Quando o jornalista Philip Mayifilua* debatia com colegas os desafios à liberdade de imprensa na República Democrática do Congo (RDC) em um famoso programa de rádio no início de fevereiro, ele jamais esperaria que isso seria motivo para levá-lo à prisão.
Pouco depois do programa — durante o qual Mayifilua condenou os ataques frequentes a jornalistas — ele disse que um amigo o havia avisado que o Alto Conselho para o Audiovisual e Comunicação (CSAC), órgão que regulamenta a mídia no país, tinha o acusado de trabalhar pelos interesses do movimento 23 de Março (M23), liderado pelos tutsi, e ameaçava prendê-lo.
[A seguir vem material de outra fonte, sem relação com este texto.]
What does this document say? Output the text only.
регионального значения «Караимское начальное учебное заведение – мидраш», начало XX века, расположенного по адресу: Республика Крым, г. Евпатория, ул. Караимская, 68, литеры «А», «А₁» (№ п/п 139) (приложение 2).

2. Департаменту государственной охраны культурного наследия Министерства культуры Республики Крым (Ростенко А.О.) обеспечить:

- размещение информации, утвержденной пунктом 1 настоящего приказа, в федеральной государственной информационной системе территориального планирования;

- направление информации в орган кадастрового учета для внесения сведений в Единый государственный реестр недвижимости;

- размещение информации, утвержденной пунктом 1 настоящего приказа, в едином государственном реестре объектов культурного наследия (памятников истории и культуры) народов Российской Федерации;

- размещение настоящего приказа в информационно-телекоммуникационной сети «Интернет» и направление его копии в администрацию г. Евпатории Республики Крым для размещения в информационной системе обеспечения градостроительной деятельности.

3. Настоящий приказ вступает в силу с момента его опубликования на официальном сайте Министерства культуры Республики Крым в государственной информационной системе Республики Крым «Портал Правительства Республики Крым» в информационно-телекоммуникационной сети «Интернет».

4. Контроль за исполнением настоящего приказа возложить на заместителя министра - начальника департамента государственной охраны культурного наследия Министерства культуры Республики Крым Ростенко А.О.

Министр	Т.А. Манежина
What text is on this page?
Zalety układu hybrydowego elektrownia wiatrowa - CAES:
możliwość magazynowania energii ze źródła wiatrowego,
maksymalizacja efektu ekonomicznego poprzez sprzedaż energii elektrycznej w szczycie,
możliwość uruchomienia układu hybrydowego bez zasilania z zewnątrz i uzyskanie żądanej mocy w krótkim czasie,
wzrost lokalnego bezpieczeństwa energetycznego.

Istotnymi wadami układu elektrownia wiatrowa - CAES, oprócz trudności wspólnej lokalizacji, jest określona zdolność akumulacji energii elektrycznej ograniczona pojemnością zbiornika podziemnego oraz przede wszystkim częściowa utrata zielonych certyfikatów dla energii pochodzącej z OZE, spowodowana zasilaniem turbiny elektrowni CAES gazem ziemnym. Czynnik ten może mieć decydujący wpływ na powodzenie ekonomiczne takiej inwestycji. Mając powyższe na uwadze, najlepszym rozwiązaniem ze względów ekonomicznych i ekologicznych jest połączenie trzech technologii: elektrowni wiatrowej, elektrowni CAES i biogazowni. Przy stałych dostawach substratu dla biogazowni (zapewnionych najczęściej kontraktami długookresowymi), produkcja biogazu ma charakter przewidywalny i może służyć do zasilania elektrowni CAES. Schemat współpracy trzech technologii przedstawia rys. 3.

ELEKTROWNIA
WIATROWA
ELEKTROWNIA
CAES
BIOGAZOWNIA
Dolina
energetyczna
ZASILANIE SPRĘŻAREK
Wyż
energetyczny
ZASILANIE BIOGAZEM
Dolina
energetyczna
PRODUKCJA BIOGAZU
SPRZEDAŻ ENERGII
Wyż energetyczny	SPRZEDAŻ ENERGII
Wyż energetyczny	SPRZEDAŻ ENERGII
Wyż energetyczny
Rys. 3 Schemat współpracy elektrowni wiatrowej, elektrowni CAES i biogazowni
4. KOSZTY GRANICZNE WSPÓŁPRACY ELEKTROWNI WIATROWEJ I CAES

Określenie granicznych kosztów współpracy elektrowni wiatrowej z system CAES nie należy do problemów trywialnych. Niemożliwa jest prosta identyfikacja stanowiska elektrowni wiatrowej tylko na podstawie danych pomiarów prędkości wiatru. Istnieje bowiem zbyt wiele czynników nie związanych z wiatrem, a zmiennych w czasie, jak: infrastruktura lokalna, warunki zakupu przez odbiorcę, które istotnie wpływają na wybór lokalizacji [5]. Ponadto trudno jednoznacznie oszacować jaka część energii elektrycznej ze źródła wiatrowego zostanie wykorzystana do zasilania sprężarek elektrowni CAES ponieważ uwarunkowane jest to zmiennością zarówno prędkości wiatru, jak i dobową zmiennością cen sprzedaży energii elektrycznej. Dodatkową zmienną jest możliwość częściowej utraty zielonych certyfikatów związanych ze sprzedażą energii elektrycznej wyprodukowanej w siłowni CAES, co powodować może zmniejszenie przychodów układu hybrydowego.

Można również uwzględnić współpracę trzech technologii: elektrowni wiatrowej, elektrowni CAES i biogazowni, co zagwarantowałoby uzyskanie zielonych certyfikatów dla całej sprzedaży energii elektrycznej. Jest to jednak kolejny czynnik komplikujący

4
Apoiado por Ruanda, o M23 é um dos mais de 100 grupos rebeldes armados que lutam contra as forças da RDC na parte ocidental do país. Ex-membros da milícia política armada Congresso Nacional para a Defesa do Povo (CNDP) criaram o grupo em 2012 para proteger a população minoritária dos tutsi.
"Eu sabia que o programa poderia me causar problemas, mas não a ponto de eu ser preso", diz Mayifilua. "Eu estava com medo." A partir do conselho de seu amigo, ele fugiu para Uganda na manhã seguinte. Não foi a primeira vez que ele sofreu uma ameaça. Devido ao seu trabalho de reportagem, Mayifilua já foi preso e deixou o país várias vezes.
A experiência de Mayifilua ocorreu poucas semanas depois do CSAC condenar os veículos franceses RFI, France 24 e TV5Monde de fazer uma cobertura enviesada do conflito e vários dias depois de rebeldes do M23 assumirem o controle de Goma, a maior cidade no oeste da RDC, em 27 de janeiro. A ONU estima que pelo menos 2.900 pessoas foram mortas e outras 500.000 tiveram que se mudar desde a tomada de Goma pelo M23.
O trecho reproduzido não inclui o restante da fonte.